JAMES DRAKE, M. D., 1667-1707, was a political writer, whose publications produced considerable ferment. His History of the Last Parliament, 1702, and Historia AngloScotica, gave great offence to the Government, and were burnt by the common hangman.

ROGER PALMER, Earl of Castlemain,

1705, ambassador from James II. to the Pope, was the author of several works: The Present War between the Venetians and the Turks; The Late War between the English and Dutch in Savoy; Apology for the Papists, &c.

SIR THOMAS POPE BLOUNT, 1649-1697, eldest son of Sir Henry Blount, was a member of the House of Commons, and for many years commissioner of accounts. He published a book in Latin, which was a sort of Dictionary of Authors, including those of all nations: Censura Celebriorum Authorum - A Critique on the most celebrated Authors. Also, A Natural History, and a volume of Essays on Poetry, Learning, Education, etc.

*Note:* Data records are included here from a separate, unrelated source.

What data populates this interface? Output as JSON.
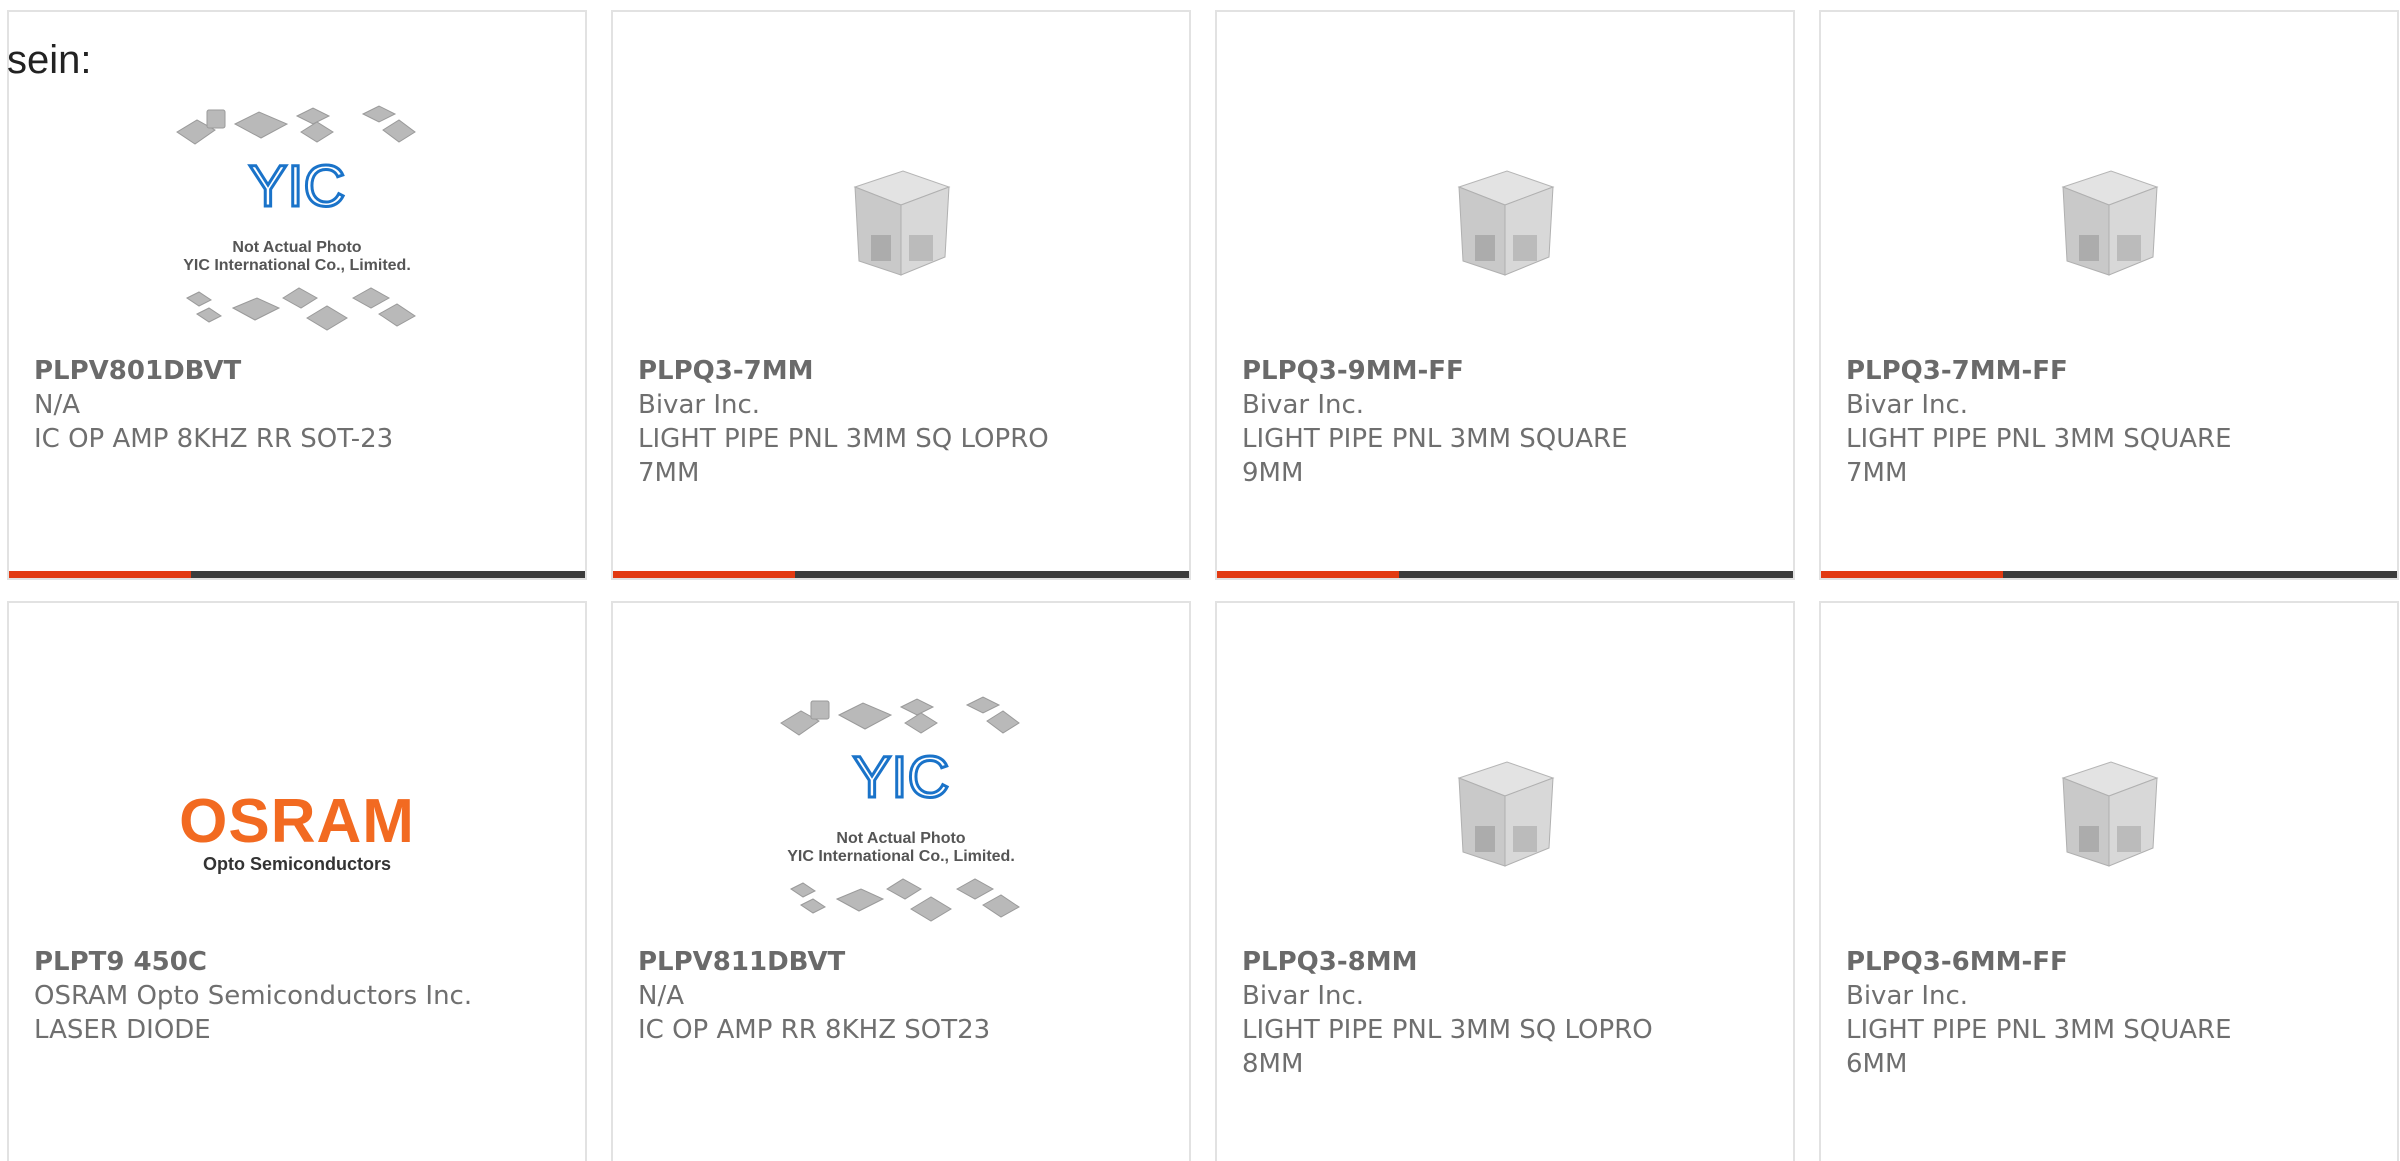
{
  "intro": {
    "text": "sein:"
  },
  "products": [
    {
      "part": "PLPV801DBVT",
      "manufacturer": "N/A",
      "description": "IC OP AMP 8KHZ RR SOT-23",
      "image": "placeholder",
      "placeholder_caption_1": "Not Actual Photo",
      "placeholder_caption_2": "YIC International Co., Limited.",
      "placeholder_logo": "YIC"
    },
    {
      "part": "PLPQ3-7MM",
      "manufacturer": "Bivar Inc.",
      "description": "LIGHT PIPE PNL 3MM SQ LOPRO 7MM",
      "image": "light-pipe"
    },
    {
      "part": "PLPQ3-9MM-FF",
      "manufacturer": "Bivar Inc.",
      "description": "LIGHT PIPE PNL 3MM SQUARE 9MM",
      "image": "light-pipe"
    },
    {
      "part": "PLPQ3-7MM-FF",
      "manufacturer": "Bivar Inc.",
      "description": "LIGHT PIPE PNL 3MM SQUARE 7MM",
      "image": "light-pipe"
    },
    {
      "part": "PLPT9 450C",
      "manufacturer": "OSRAM Opto Semiconductors Inc.",
      "description": "LASER DIODE",
      "image": "osram-logo",
      "logo_word": "OSRAM",
      "logo_sub": "Opto Semiconductors"
    },
    {
      "part": "PLPV811DBVT",
      "manufacturer": "N/A",
      "description": "IC OP AMP RR 8KHZ SOT23",
      "image": "placeholder",
      "placeholder_caption_1": "Not Actual Photo",
      "placeholder_caption_2": "YIC International Co., Limited.",
      "placeholder_logo": "YIC"
    },
    {
      "part": "PLPQ3-8MM",
      "manufacturer": "Bivar Inc.",
      "description": "LIGHT PIPE PNL 3MM SQ LOPRO 8MM",
      "image": "light-pipe"
    },
    {
      "part": "PLPQ3-6MM-FF",
      "manufacturer": "Bivar Inc.",
      "description": "LIGHT PIPE PNL 3MM SQUARE 6MM",
      "image": "light-pipe"
    }
  ],
  "colors": {
    "accent": "#e23a12",
    "bar": "#3c3c3c",
    "text": "#6f6f6f",
    "osram": "#f26a21",
    "yic_blue": "#1a73c9"
  }
}
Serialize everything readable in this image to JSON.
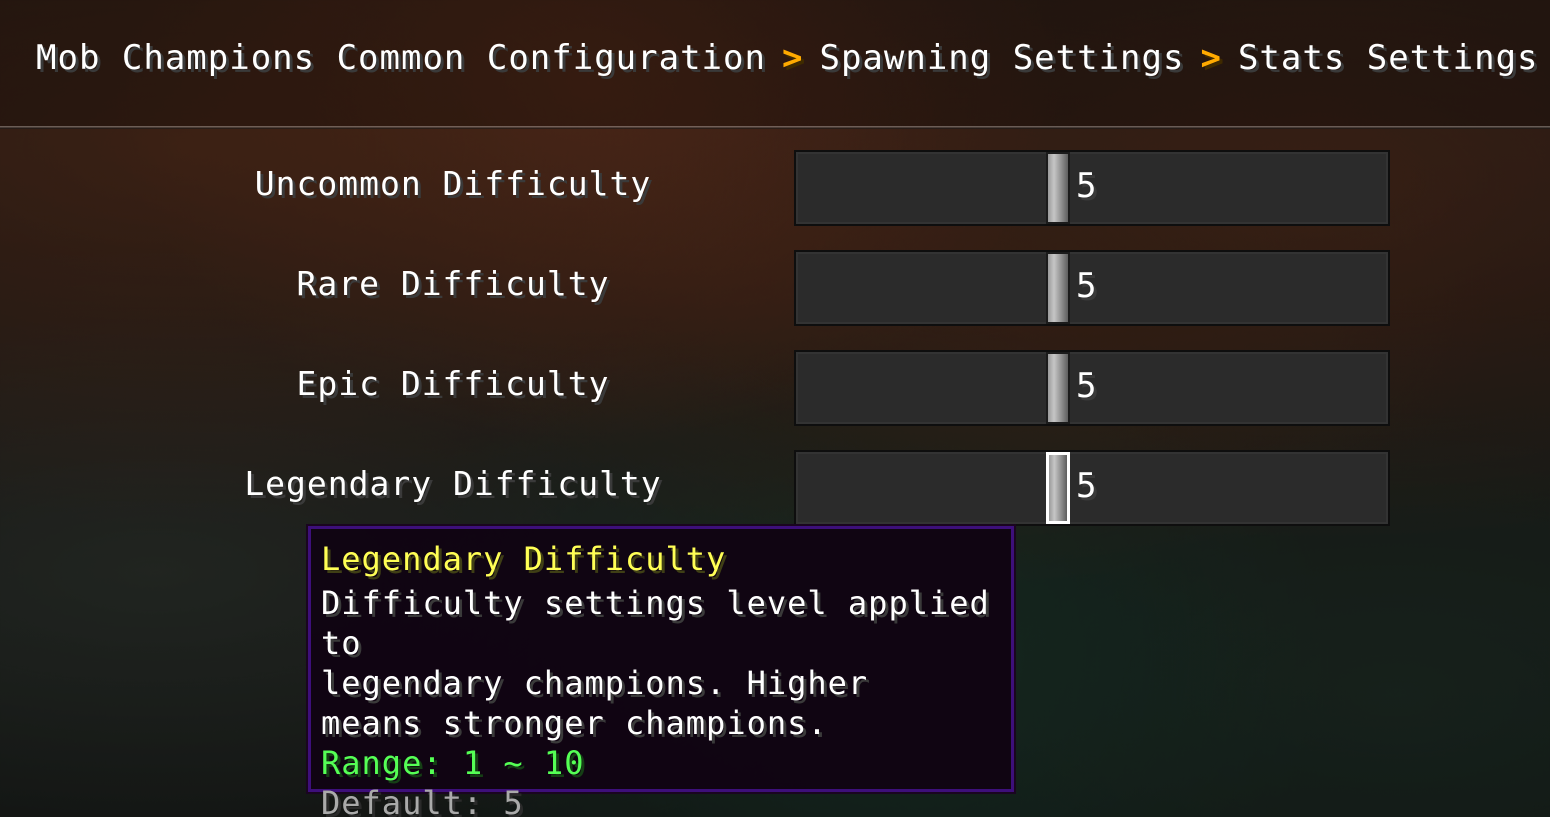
{
  "breadcrumb": {
    "items": [
      "Mob Champions Common Configuration",
      "Spawning Settings",
      "Stats Settings"
    ],
    "separator": ">"
  },
  "settings": [
    {
      "label": "Uncommon Difficulty",
      "value": "5",
      "fraction": 0.44
    },
    {
      "label": "Rare Difficulty",
      "value": "5",
      "fraction": 0.44
    },
    {
      "label": "Epic Difficulty",
      "value": "5",
      "fraction": 0.44
    },
    {
      "label": "Legendary Difficulty",
      "value": "5",
      "fraction": 0.44
    }
  ],
  "tooltip": {
    "title": "Legendary Difficulty",
    "description": "Difficulty settings level applied to\nlegendary champions. Higher\nmeans stronger champions.",
    "range": "Range: 1 ~ 10",
    "default": "Default: 5"
  },
  "colors": {
    "separator": "#ffaa00",
    "tooltip_title": "#ffff55",
    "range": "#55ff55",
    "default": "#aaaaaa",
    "tooltip_border": "#3d0f7a"
  }
}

CHARLES BLOUNT, 1654–1693, a gentleman of good birth and education, son of Sir Henry Blount, published several works of an infidel tendency, Anima Mundi, Great is Diana of the Ephesians, William and Mary Conquerors, etc. He was a man of irregular desires, and he ended his life by suicide.

CAPT. WILLIAM DAMPIER, 1652 —, a famous old navigator, was the author of Dampier's Voyage Round the World, 4 vols., 8vo, etc.

ROBERT BRADY, 1643-1700, wrote several historical works, the chief of which is A Complete History of England, 3 vols., folio. This work is highly commended for its accuracy. Hume is said to have drawn upon it largely for the materials of his work.

JOHN AUBREY, 1627-1697, has no little notoriety as an antiquary.

Aubrey's Miscellanies was published in 1696, and is full of the supernatural, Transportation in the Air, Blows Invisible, Converse with Angels and Spirits, etc., etc. Most of his antiquarian works were left in MS., but have since been published. Perambulation of the County of Surrey, appeared in 5 vols., 1725. His Collection for Wilts was published in 1821, his Lives of Eminent Men in 1813. His character as an antiquary is in dispute, some critics counting him half crazed and unworthy of credit, others believing him credible in his account of whatever passed under his own observation, though not to be trusted in his conjectures. Some of the most interesting of the alleged facts in the early life of Shakespeare depend upon Aubrey's testimony.